End-of-life regrets often stem from things left undone or unsaid. To avoid this, one can regularly use a simple 'final checklist'—a set of powerful questions about one's life, relationships, and priorities. This isn't about cleaning up at the end, but about actively building a life so full that there's nothing left to fix.
Your calendar provides a perfect, objective reflection of your actual values, regardless of what you claim they are. An audit will quickly show whether your passions, key relationships, and well-being are truly prioritized or are just afterthoughts.
Regret traps you in a cycle of reliving past mistakes without changing the outcome, similar to how worry focuses on an uncontrollable future. Reflection, however, is an objective debrief of the past to extract lessons, gain clarity, and inform future actions for growth.
Burnout often stems from accumulating commitments that are no longer aligned with your goals. Actively create a "to-don't" list by auditing your calendar for tasks and meetings that don't serve your current vision, and then systematically eliminate them.

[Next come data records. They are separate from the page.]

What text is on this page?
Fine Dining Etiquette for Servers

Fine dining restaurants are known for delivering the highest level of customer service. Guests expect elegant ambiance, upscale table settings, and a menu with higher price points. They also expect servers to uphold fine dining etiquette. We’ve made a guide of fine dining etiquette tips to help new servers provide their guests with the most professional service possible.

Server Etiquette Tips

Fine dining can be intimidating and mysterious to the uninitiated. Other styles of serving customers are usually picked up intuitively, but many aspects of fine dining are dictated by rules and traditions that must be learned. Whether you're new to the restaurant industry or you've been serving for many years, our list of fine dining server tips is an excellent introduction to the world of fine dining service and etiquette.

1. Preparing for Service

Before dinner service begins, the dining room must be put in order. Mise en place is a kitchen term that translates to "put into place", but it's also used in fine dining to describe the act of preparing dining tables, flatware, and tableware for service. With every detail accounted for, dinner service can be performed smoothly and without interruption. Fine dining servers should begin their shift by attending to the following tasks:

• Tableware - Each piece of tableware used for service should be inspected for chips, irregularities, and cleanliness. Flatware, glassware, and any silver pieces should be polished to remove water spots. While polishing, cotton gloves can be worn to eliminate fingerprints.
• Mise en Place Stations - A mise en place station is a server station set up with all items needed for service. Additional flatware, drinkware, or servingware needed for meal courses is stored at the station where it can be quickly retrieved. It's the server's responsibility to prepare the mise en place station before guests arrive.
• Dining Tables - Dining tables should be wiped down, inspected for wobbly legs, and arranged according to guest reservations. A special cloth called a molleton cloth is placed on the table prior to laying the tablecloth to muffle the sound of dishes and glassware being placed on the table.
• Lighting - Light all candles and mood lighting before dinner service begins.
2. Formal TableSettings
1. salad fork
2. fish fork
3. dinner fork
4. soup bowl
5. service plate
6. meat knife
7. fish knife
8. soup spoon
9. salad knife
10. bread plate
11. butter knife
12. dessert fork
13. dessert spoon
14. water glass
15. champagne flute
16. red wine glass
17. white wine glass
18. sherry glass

While it's easy to regret known bad decisions, like passing on an investment, the far greater mistakes are the unseen ones. The meeting you canceled or the connection you didn't pursue could have been the pivotal moment of your career. This mindset liberates you from the fear of making visible errors and encourages action.
To make better long-term decisions, annually ask what you will respect in 5-10 years across key life domains (work, family, health). This forward-looking self-judgment, inspired by his parents' end-of-life reflections, creates clarity and urgency to act now, rather than in the "ninth inning" of life.

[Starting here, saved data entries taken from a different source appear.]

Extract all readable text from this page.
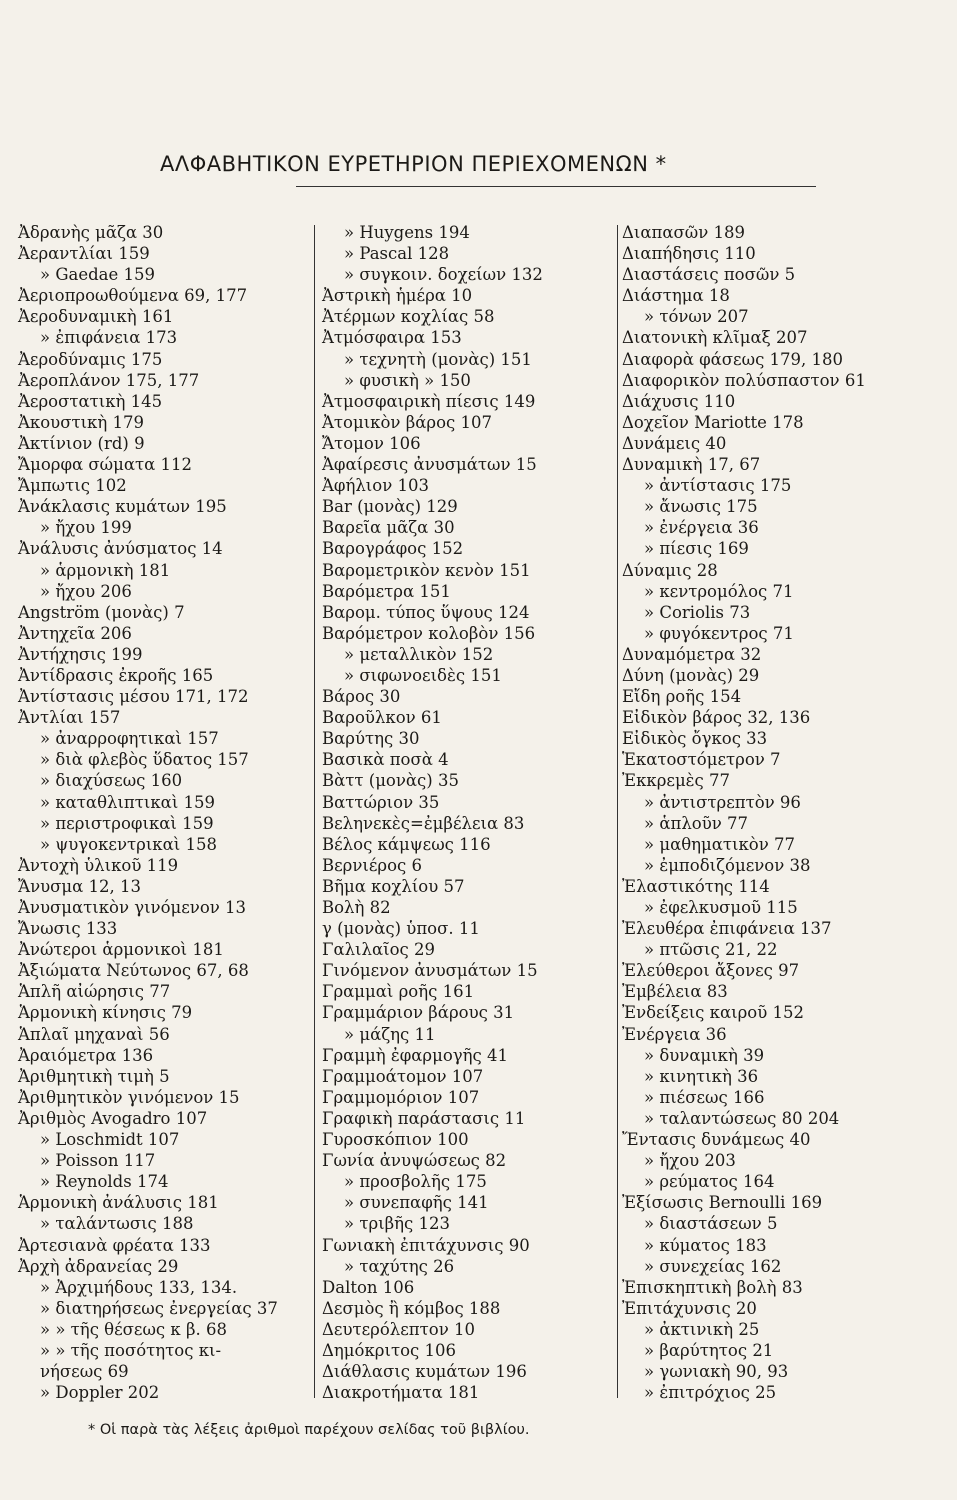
ΑΛΦΑΒΗΤΙΚΟΝ ΕΥΡΕΤΗΡΙΟΝ ΠΕΡΙΕΧΟΜΕΝΩΝ *
Ἀδρανὴς μᾶζα 30
Ἀεραντλίαι 159
» Gaedae 159
Ἀεριοπροωθούμενα 69, 177
Ἀεροδυναμικὴ 161
» ἐπιφάνεια 173
Ἀεροδύναμις 175
Ἀεροπλάνον 175, 177
Ἀεροστατικὴ 145
Ἀκουστικὴ 179
Ἀκτίνιον (rd) 9
Ἄμορφα σώματα 112
Ἄμπωτις 102
Ἀνάκλασις κυμάτων 195
» ἤχου 199
Ἀνάλυσις ἀνύσματος 14
» ἁρμονικὴ 181
» ἤχου 206
Angström (μονὰς) 7
Ἀντηχεῖα 206
Ἀντήχησις 199
Ἀντίδρασις ἐκροῆς 165
Ἀντίστασις μέσου 171, 172
Ἀντλίαι 157
» ἀναρροφητικαὶ 157
» διὰ φλεβὸς ὕδατος 157
» διαχύσεως 160
» καταθλιπτικαὶ 159
» περιστροφικαὶ 159
» ψυγοκεντρικαὶ 158
Ἀντοχὴ ὑλικοῦ 119
Ἄνυσμα 12, 13
Ἀνυσματικὸν γινόμενον 13
Ἄνωσις 133
Ἀνώτεροι ἁρμονικοὶ 181
Ἀξιώματα Νεύτωνος 67, 68
Ἁπλῆ αἰώρησις 77
Ἁρμονικὴ κίνησις 79
Ἁπλαῖ μηχαναὶ 56
Ἀραιόμετρα 136
Ἀριθμητικὴ τιμὴ 5
Ἀριθμητικὸν γινόμενον 15
Ἀριθμὸς Avogadro 107
» Loschmidt 107
» Poisson 117
» Reynolds 174
Ἁρμονικὴ ἀνάλυσις 181
» ταλάντωσις 188
Ἀρτεσιανὰ φρέατα 133
Ἀρχὴ ἀδρανείας 29
» Ἀρχιμήδους 133, 134.
» διατηρήσεως ἐνεργείας 37
» » τῆς θέσεως κ β. 68
» » τῆς ποσότητος κι-
νήσεως 69
» Doppler 202
» Huygens 194
» Pascal 128
» συγκοιν. δοχείων 132
Ἀστρικὴ ἡμέρα 10
Ἀτέρμων κοχλίας 58
Ἀτμόσφαιρα 153
» τεχνητὴ (μονὰς) 151
» φυσικὴ » 150
Ἀτμοσφαιρικὴ πίεσις 149
Ἀτομικὸν βάρος 107
Ἄτομον 106
Ἀφαίρεσις ἀνυσμάτων 15
Ἀφήλιον 103
Bar (μονὰς) 129
Βαρεῖα μᾶζα 30
Βαρογράφος 152
Βαρομετρικὸν κενὸν 151
Βαρόμετρα 151
Βαρομ. τύπος ὕψους 124
Βαρόμετρον κολοβὸν 156
» μεταλλικὸν 152
» σιφωνοειδὲς 151
Βάρος 30
Βαροῦλκον 61
Βαρύτης 30
Βασικὰ ποσὰ 4
Βὰττ (μονὰς) 35
Βαττώριον 35
Βεληνεκὲς=ἐμβέλεια 83
Βέλος κάμψεως 116
Βερνιέρος 6
Βῆμα κοχλίου 57
Βολὴ 82
γ (μονὰς) ὑποσ. 11
Γαλιλαῖος 29
Γινόμενον ἀνυσμάτων 15
Γραμμαὶ ροῆς 161
Γραμμάριον βάρους 31
» μάζης 11
Γραμμὴ ἐφαρμογῆς 41
Γραμμοάτομον 107
Γραμμομόριον 107
Γραφικὴ παράστασις 11
Γυροσκόπιον 100
Γωνία ἀνυψώσεως 82
» προσβολῆς 175
» συνεπαφῆς 141
» τριβῆς 123
Γωνιακὴ ἐπιτάχυνσις 90
» ταχύτης 26
Dalton 106
Δεσμὸς ἢ κόμβος 188
Δευτερόλεπτον 10
Δημόκριτος 106
Διάθλασις κυμάτων 196
Διακροτήματα 181
Διαπασῶν 189
Διαπήδησις 110
Διαστάσεις ποσῶν 5
Διάστημα 18
» τόνων 207
Διατονικὴ κλῖμαξ 207
Διαφορὰ φάσεως 179, 180
Διαφορικὸν πολύσπαστον 61
Διάχυσις 110
Δοχεῖον Mariotte 178
Δυνάμεις 40
Δυναμικὴ 17, 67
» ἀντίστασις 175
» ἄνωσις 175
» ἐνέργεια 36
» πίεσις 169
Δύναμις 28
» κεντρομόλος 71
» Coriolis 73
» φυγόκεντρος 71
Δυναμόμετρα 32
Δύνη (μονὰς) 29
Εἴδη ροῆς 154
Εἰδικὸν βάρος 32, 136
Εἰδικὸς ὄγκος 33
Ἑκατοστόμετρον 7
Ἐκκρεμὲς 77
» ἀντιστρεπτὸν 96
» ἁπλοῦν 77
» μαθηματικὸν 77
» ἐμποδιζόμενον 38
Ἐλαστικότης 114
» ἐφελκυσμοῦ 115
Ἐλευθέρα ἐπιφάνεια 137
» πτῶσις 21, 22
Ἐλεύθεροι ἄξονες 97
Ἐμβέλεια 83
Ἐνδείξεις καιροῦ 152
Ἐνέργεια 36
» δυναμικὴ 39
» κινητικὴ 36
» πιέσεως 166
» ταλαντώσεως 80 204
Ἔντασις δυνάμεως 40
» ἤχου 203
» ρεύματος 164
Ἐξίσωσις Bernoulli 169
» διαστάσεων 5
» κύματος 183
» συνεχείας 162
Ἐπισκηπτικὴ βολὴ 83
Ἐπιτάχυνσις 20
» ἀκτινικὴ 25
» βαρύτητος 21
» γωνιακὴ 90, 93
» ἐπιτρόχιος 25
* Οἱ παρὰ τὰς λέξεις ἀριθμοὶ παρέχουν σελίδας τοῦ βιβλίου.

Frame daily activities as either contributing to 'aliveness' (connection, movement, focus) or 'numbness' (doomscrolling, binge-watching). This simple heuristic helps you consciously choose actions that energize you and build a more fulfilling life, rather than those that numb and distract you.
High achievers often apply immense rigor to their companies while neglecting their personal lives. To avoid this imbalance, treat your life like a business by implementing formal processes like quarterly reviews for relationships and personal goals, ensuring they receive the purposeful investment they need to thrive.

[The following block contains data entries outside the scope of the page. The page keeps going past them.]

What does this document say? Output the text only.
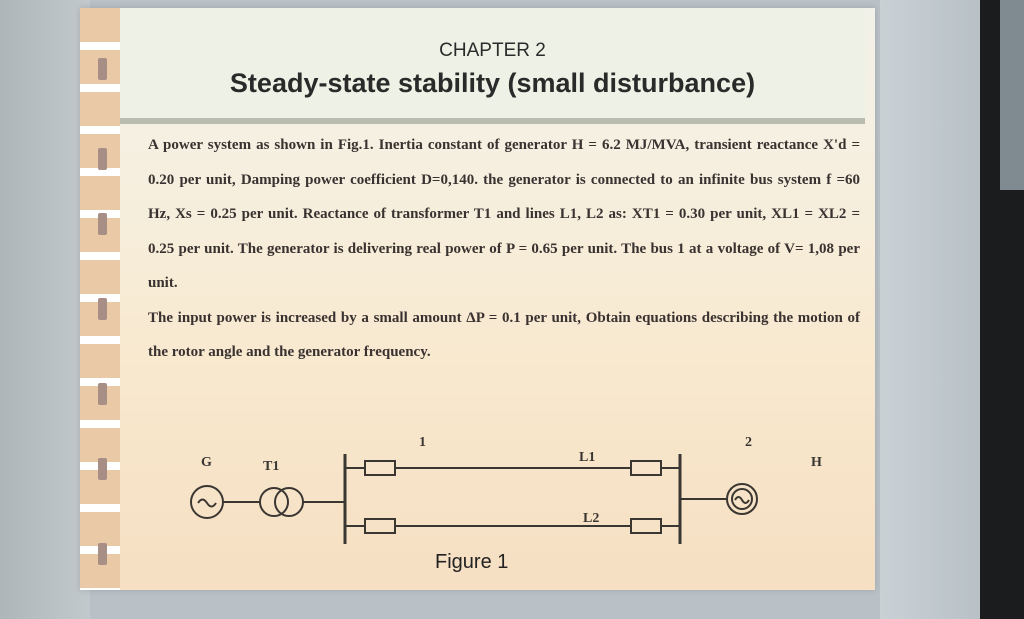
CHAPTER 2
Steady-state stability (small disturbance)

A power system as shown in Fig.1. Inertia constant of generator H = 6.2 MJ/MVA, transient reactance X'd = 0.20 per unit, Damping power coefficient D=0,140. the generator is connected to an infinite bus system f =60 Hz, Xs = 0.25 per unit. Reactance of transformer T1 and lines L1, L2 as: XT1 = 0.30 per unit, XL1 = XL2 = 0.25 per unit. The generator is delivering real power of P = 0.65 per unit. The bus 1 at a voltage of V= 1,08 per unit.

The input power is increased by a small amount ΔP = 0.1 per unit, Obtain equations describing the motion of the rotor angle and the generator frequency.

G	T1
1	2
L1
L2
H
Figure 1
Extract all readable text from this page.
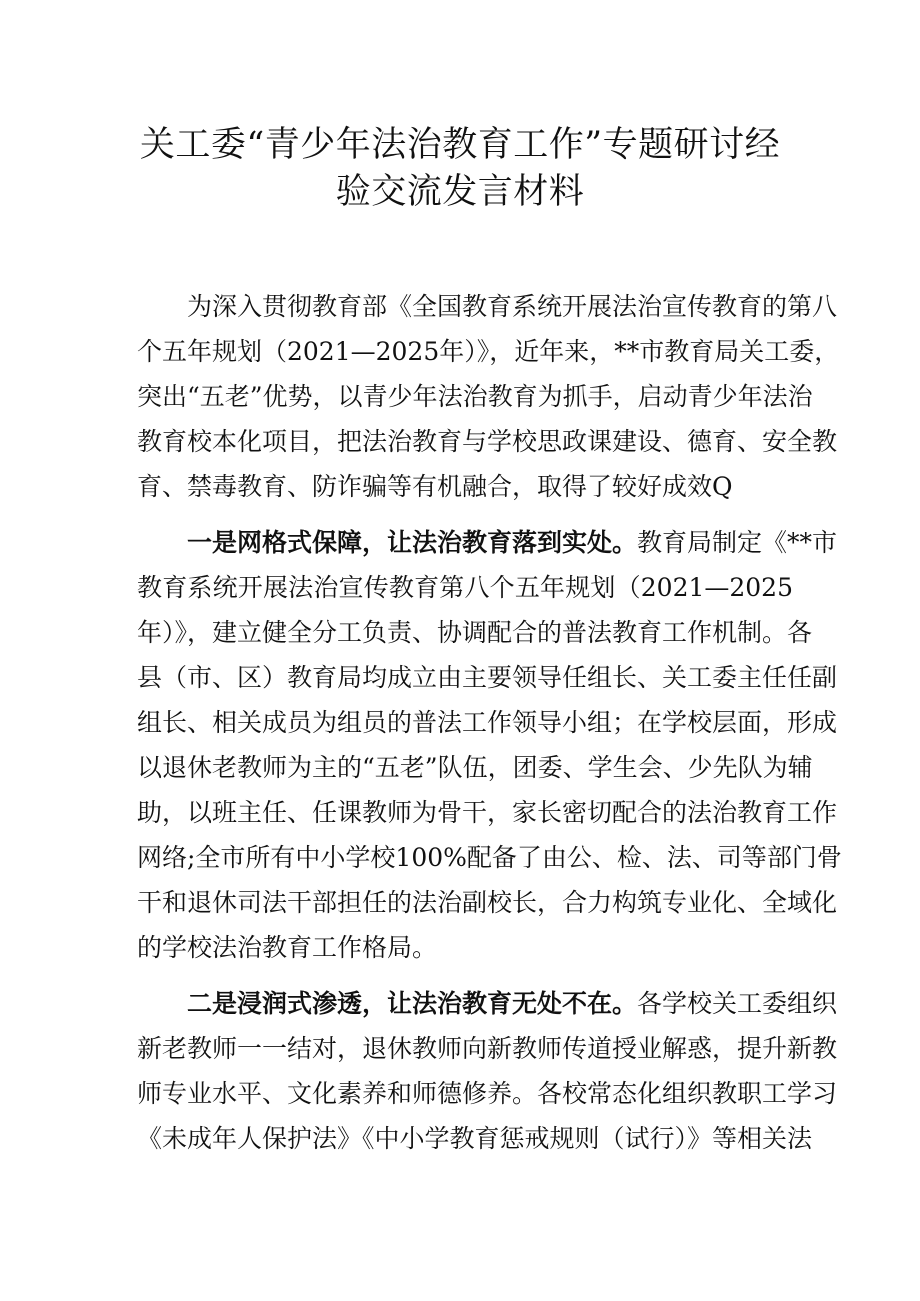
关工委“青少年法治教育工作”专题研讨经
验交流发言材料

为深入贯彻教育部《全国教育系统开展法治宣传教育的第八

个五年规划（2021—2025年）》，近年来，**市教育局关工委，

突出“五老”优势，以青少年法治教育为抓手，启动青少年法治

教育校本化项目，把法治教育与学校思政课建设、德育、安全教

育、禁毒教育、防诈骗等有机融合，取得了较好成效Q

一是网格式保障，让法治教育落到实处。教育局制定《**市

教育系统开展法治宣传教育第八个五年规划（2021—2025

年）》，建立健全分工负责、协调配合的普法教育工作机制。各

县（市、区）教育局均成立由主要领导任组长、关工委主任任副

组长、相关成员为组员的普法工作领导小组；在学校层面，形成

以退休老教师为主的“五老”队伍，团委、学生会、少先队为辅

助，以班主任、任课教师为骨干，家长密切配合的法治教育工作

网络;全市所有中小学校100%配备了由公、检、法、司等部门骨

干和退休司法干部担任的法治副校长，合力构筑专业化、全域化

的学校法治教育工作格局。

二是浸润式渗透，让法治教育无处不在。各学校关工委组织

新老教师一一结对，退休教师向新教师传道授业解惑，提升新教

师专业水平、文化素养和师德修养。各校常态化组织教职工学习

《未成年人保护法》《中小学教育惩戒规则（试行）》等相关法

The advice to “live each day like it’s your last” creates immense pressure. Instead, approaching each day “like it’s your first” encourages curiosity, wonder, and present-moment focus. This paradoxically supports future growth by grounding you in simple joys rather than a frantic bucket list.
Don't postpone being the person you aspire to be. Define your ideal future self (e.g., a balanced leader) and consciously find small moments in your daily calendar to act like that person now, rather than waiting for external validation or milestones.
Adopt a new operating system for decision-making. Instead of evaluating choices based on an unattainable standard of perfection, filter every action through a simple question: does this choice result in forward progress, or does it keep me in a state of inaction? This reframes the goal from perfection to momentum.